Staffing within ADIA’s private equity department will likely more than double from its current complement of around two dozen, sources said, although no specific allocation targets have been set.
“There are significant plans to increase private equity staffing, several industry executives have been approached in the last month,” said one source who was approached.
The Abu Dhabi fund is also looking to significantly boost its investments in infrastructure as it is not satisfied with its current exposure, sources said.
ADIA — whose assets range from Citigroup bonds to a stake in London’s Gatwick Airport —does not disclose its net worth and declined to comment on the changes. The Sovereign Wealth Fund Institute estimates its value at $627bn and ranks it among the largest in the world.
ADIA is looking to raise its allocations to some of the world’s largest private equity houses and has arranged meetings with many of them, several sources familiar with the matter said.
It is also adding broader geographic expertise in Asia, Africa, Latin America and Australia.
“Discussions are on with some leading players and some not so well known names about allocating more on the private equity side,” another private equity source said, who like others declined to be named because of their ties to the fund.
The sovereign fund began investing in private equity in 1989. In its latest portfolio review published on Tuesday, 2 to 8 percent of its assets are invested in private equity.
Based on the range and estimated size of ADIA, its private equity allocation could range between $12.5bn to $50bn, but a source indicated that given the low level of activity, holdings were currently closer to the lower end of that range.
ADIA appointed private equity veteran James Kester as chief investment officer in November 2010 after a prolonged search. He replaced Georges Sudarskis, who had ratcheted up ADIA’s portfolio considerably over 10 years before leaving to launch his own company.
The global private equity industry is estimated to be between $800 billion to more than $2 trillion, but as a number of funds are still struggling to deploy assets collected and committed before the financial crisis, many say it will be tough for the industry to digest a large influx of money from sovereign funds.

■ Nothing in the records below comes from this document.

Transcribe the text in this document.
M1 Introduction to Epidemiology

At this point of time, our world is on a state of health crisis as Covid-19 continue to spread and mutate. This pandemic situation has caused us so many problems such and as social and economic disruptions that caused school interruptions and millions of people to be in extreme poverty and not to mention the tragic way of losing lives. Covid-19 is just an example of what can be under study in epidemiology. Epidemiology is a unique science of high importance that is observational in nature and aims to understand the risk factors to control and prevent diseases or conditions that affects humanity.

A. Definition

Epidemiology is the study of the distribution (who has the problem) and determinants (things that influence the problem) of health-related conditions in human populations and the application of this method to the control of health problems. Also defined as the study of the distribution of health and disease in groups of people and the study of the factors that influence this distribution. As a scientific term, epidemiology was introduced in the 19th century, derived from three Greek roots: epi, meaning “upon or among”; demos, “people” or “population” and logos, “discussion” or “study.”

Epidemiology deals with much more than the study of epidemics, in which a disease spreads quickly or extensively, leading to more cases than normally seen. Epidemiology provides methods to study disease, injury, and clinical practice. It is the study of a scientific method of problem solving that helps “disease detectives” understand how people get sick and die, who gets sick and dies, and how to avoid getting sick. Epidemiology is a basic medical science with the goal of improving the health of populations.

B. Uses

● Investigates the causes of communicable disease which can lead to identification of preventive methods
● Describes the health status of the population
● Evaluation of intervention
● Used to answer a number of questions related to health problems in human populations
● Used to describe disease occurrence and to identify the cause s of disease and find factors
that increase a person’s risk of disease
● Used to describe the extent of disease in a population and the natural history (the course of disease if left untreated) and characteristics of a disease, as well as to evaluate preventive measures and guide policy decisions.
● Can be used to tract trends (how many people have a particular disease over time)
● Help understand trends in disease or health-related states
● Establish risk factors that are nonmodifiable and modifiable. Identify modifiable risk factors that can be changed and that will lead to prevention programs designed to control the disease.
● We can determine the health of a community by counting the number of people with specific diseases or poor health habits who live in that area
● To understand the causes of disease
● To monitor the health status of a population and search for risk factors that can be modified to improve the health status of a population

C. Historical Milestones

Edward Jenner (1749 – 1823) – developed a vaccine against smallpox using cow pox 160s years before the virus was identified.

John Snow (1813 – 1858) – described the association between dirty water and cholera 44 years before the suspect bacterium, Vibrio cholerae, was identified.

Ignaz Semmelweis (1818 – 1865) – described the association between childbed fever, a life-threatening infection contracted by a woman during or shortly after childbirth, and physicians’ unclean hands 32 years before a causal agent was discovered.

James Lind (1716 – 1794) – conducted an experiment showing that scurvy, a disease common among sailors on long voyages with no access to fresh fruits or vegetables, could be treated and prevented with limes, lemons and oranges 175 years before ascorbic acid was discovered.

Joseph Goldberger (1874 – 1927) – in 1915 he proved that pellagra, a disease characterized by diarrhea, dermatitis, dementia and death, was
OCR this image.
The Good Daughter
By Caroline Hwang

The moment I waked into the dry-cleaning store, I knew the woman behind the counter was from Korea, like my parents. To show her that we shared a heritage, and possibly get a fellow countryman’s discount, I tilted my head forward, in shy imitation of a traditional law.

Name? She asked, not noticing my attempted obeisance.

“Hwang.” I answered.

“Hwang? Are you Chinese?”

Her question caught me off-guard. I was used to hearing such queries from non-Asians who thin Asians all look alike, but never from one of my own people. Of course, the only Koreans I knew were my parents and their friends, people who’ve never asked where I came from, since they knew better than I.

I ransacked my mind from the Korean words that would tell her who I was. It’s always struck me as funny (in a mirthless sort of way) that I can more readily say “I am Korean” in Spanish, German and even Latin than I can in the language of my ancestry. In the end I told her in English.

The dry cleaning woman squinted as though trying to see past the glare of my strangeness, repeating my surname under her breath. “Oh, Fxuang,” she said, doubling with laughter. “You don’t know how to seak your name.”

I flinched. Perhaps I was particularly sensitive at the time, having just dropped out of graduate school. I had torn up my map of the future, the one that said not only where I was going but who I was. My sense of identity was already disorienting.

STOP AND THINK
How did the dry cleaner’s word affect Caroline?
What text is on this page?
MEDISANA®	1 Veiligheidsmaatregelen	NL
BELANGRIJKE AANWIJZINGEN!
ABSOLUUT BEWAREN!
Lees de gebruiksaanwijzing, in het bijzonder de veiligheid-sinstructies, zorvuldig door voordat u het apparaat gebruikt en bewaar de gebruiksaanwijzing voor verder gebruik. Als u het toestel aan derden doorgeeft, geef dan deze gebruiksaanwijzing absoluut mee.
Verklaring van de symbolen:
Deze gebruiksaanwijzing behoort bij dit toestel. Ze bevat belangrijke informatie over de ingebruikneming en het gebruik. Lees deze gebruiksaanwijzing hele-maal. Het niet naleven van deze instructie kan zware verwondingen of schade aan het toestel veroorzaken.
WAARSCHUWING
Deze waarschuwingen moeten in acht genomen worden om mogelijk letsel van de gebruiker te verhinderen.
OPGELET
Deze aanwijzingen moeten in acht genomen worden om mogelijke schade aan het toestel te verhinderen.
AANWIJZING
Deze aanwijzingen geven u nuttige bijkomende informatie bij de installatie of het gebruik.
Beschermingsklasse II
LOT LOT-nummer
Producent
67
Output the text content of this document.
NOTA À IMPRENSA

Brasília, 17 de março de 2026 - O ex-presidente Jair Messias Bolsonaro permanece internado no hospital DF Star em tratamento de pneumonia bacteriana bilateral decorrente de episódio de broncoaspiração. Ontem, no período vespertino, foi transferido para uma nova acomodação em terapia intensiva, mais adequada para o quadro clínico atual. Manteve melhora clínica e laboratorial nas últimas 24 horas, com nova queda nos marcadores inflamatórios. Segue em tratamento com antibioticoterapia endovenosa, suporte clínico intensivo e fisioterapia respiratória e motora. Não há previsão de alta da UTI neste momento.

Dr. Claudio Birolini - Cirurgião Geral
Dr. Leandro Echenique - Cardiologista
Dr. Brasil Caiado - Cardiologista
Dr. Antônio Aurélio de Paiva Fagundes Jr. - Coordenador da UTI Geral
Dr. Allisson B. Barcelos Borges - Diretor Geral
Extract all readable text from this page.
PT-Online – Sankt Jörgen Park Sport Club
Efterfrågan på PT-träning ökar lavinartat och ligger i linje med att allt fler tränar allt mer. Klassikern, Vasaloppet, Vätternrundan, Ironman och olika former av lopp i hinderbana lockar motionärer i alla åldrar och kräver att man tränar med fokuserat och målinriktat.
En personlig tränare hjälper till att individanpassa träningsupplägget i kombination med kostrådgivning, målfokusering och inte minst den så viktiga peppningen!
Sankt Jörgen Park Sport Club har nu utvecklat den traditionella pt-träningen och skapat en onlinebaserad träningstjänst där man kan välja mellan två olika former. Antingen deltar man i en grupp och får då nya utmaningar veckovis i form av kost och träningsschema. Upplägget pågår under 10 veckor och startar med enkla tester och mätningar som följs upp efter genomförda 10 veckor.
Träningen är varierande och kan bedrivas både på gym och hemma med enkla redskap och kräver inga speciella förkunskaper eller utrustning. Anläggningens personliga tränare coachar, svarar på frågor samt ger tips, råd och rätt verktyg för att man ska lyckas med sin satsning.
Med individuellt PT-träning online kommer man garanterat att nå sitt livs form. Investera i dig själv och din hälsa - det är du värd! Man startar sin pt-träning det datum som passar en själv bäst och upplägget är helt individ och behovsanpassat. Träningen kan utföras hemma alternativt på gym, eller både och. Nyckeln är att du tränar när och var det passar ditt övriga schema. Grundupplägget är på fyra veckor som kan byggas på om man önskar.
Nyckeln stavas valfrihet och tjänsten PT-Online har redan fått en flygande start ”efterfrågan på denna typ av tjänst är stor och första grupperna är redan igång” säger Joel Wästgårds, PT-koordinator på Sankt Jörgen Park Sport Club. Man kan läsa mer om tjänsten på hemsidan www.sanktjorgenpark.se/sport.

ADIA is also keen to put more money into ongoing programmes to develop local infrastructure, including transport networks, schools and hospitals, and diversified industries in order to break the emirate’s reliance on increasingly volatile oil prices, this person said.
The fund’s infrastructure investment allocation is among the smallest within total assets under management, with a targeted range between 1 to 5 percent.
“Historically investors in the Middle East have been comfortable with real assets and may now be more so, particularly after the whack many SWFs took in the financial crisis and resultant scrutiny in their home countries,” said one expert who deals regularly with sovereign wealth funds.
Given historically low yields, ADIA appears to be looking at its government debt holdings and how to best structure the portfolio, in line with the thinking at most other large wealth managers.